A-ComVar: A Flexible Extension of Common Variance Designs

• Published in: Journal of statistical theory and practice Vol. 14; no. 1
• Main Authors: Chowdhury, Shrabanti, Lukemire, Joshua, Mandal, Abhyuday
• Format: Journal Article
• Language: English
• Published: Cham Springer International Publishing 01.03.2020
• Subjects: Algorithms; Analysis and Advanced Methodologies in the Design of Experiments; Mathematics and Statistics; Original Article; Probability Theory and Stochastic Processes; Statistical Theory and Methods; Statistics; Adaptive lasso; Approximate common variance; Genetic algorithm; Model identification; Common variance; Class of models; Plackett–Burman
• ISSN: 1559-8608; 1559-8616
• DOI: 10.1007/s42519-019-0079-y

We consider nonregular fractions of factorial experiments for a class of linear models. These models have a common general mean and main effects; however, they may have different 2-factor interactions. Here we assume for simplicity that 3-factor and higher-order interactions are negligible. In the absence of a priori knowledge about which interactions are important, it is reasonable to prefer a design that results in equal variance for the estimates of all interaction effects to aid in model discrimination.

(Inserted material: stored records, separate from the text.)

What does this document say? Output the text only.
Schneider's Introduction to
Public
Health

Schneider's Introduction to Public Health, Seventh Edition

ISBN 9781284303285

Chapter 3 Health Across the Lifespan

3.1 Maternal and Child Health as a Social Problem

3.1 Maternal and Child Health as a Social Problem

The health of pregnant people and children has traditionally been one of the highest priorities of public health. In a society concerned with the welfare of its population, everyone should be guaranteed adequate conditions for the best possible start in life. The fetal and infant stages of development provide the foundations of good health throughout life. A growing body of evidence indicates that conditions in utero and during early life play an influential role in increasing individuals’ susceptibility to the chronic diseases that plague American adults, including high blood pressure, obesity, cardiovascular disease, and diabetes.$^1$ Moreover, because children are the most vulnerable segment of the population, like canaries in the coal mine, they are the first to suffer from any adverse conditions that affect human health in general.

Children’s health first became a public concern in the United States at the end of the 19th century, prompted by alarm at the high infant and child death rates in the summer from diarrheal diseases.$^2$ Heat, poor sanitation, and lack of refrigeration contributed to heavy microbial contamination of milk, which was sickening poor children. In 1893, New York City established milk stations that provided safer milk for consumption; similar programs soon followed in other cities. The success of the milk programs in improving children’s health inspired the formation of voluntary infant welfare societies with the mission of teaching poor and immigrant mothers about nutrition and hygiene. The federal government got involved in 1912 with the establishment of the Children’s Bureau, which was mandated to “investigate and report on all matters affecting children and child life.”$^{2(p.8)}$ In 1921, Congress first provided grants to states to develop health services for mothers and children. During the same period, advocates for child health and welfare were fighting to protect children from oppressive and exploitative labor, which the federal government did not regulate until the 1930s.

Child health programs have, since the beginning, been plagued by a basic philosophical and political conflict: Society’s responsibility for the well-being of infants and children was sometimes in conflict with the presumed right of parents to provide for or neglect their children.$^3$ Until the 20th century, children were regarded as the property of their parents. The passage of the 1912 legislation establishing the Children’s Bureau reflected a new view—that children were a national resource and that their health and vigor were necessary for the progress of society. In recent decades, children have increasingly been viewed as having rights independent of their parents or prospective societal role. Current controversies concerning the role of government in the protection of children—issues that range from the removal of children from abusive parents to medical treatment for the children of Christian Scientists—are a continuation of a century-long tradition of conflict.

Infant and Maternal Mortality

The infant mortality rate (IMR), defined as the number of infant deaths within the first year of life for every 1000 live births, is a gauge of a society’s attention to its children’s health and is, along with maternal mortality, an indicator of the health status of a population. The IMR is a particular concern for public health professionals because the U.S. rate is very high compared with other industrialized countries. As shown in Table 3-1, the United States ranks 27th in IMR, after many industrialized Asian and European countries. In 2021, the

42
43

Such designs are called common variance designs and can be quite challenging to identify without performing an exhaustive search of possible designs. In this work, we introduce an extension of common variance designs called approximate common variance or A-ComVar designs. We develop a numerical approach to finding A-ComVar designs that is much more efficient than an exhaustive search. We present the types of A-ComVar designs that can be found for different number of factors, runs, and interactions. We further demonstrate the competitive performance of both common variance and A-ComVar designs using several comparisons to other popular designs in the literature.